Page 74 of Caged in Flames

Chapter Thirty Four

Part of me is incredibly happy that Nix agreed to chat things out with me, but that part of me is shut down by the heaviness of the looming conversation.

"Well, Charlie boy, why do you hate me?" She says it casually, but I can see her hands shaking ever so slightly.

I don’t think she is weak for it either. She laid her heart out with her performance. It was magnificent.

Then Molly ruined it. All that rawness ripped right out of her.

Because of us. What we did. Even though we’re responsible, I won’t let that bitch get away with what happened today.

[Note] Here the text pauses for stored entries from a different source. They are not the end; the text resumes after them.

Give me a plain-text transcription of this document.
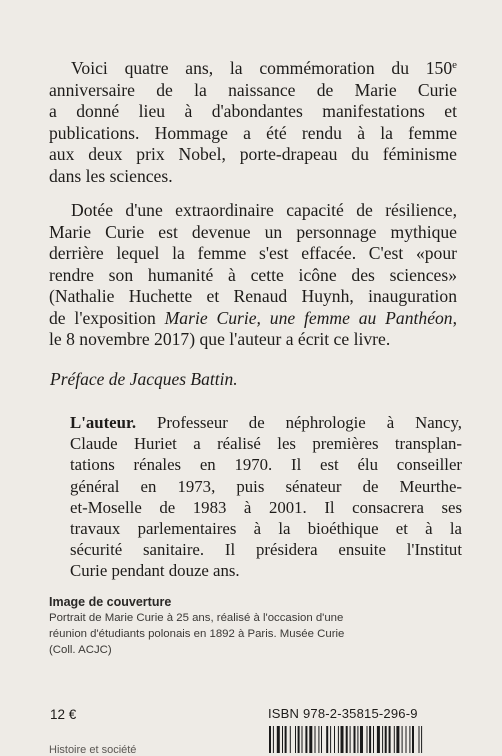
Voici quatre ans, la commémoration du 150e
anniversaire de la naissance de Marie Curie
a donné lieu à d'abondantes manifestations et
publications. Hommage a été rendu à la femme
aux deux prix Nobel, porte-drapeau du féminisme
dans les sciences.
Dotée d'une extraordinaire capacité de résilience,
Marie Curie est devenue un personnage mythique
derrière lequel la femme s'est effacée. C'est «pour
rendre son humanité à cette icône des sciences»
(Nathalie Huchette et Renaud Huynh, inauguration
de l'exposition Marie Curie, une femme au Panthéon,
le 8 novembre 2017) que l'auteur a écrit ce livre.
Préface de Jacques Battin.
L'auteur. Professeur de néphrologie à Nancy,
Claude Huriet a réalisé les premières transplan-
tations rénales en 1970. Il est élu conseiller
général en 1973, puis sénateur de Meurthe-
et-Moselle de 1983 à 2001. Il consacrera ses
travaux parlementaires à la bioéthique et à la
sécurité sanitaire. Il présidera ensuite l'Institut
Curie pendant douze ans.
Image de couverture
Portrait de Marie Curie à 25 ans, réalisé à l'occasion d'une
réunion d'étudiants polonais en 1892 à Paris. Musée Curie
(Coll. ACJC)
12 €	ISBN 978-2-35815-296-9
Histoire et société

For now, I direct my attention to the beauty in my presence.

I sigh at her. "I don't hate you." The look I get back is full of annoyance and disbelief.

"I mean it, Nix. I don't hate you…anymore." Telling her this makes me realize just how true it is.

She takes a seat in the chair at my desk, and all I can think about is how much I want her in my bed. I want my hand around her throat like a necklace as we get lost in each other. That’s not going to happen tonight though, if ever.

"Back before sophomore year, I overheard a conversation with my mom and Richard. They were talking about you. My mom was fucking pissed that we would be at the same high school.”

I don’t shy away from meeting her eyes and her gaze looks for something else to focus on. “I guess Richard told her about your scholarship for the music program.”

Leaning against the wall, I avoid the desire to get close to her. “I told you he watches your videos, and I know that he's never been a father to you, but I guess maybe it made him ease his own guilt to see you doing something for himself.”

I could tell her about the time I’ve snuck into that office to watch the same videos. That I’ve stared at those pictures and imagined things that make those romance books she loves look like child’s play.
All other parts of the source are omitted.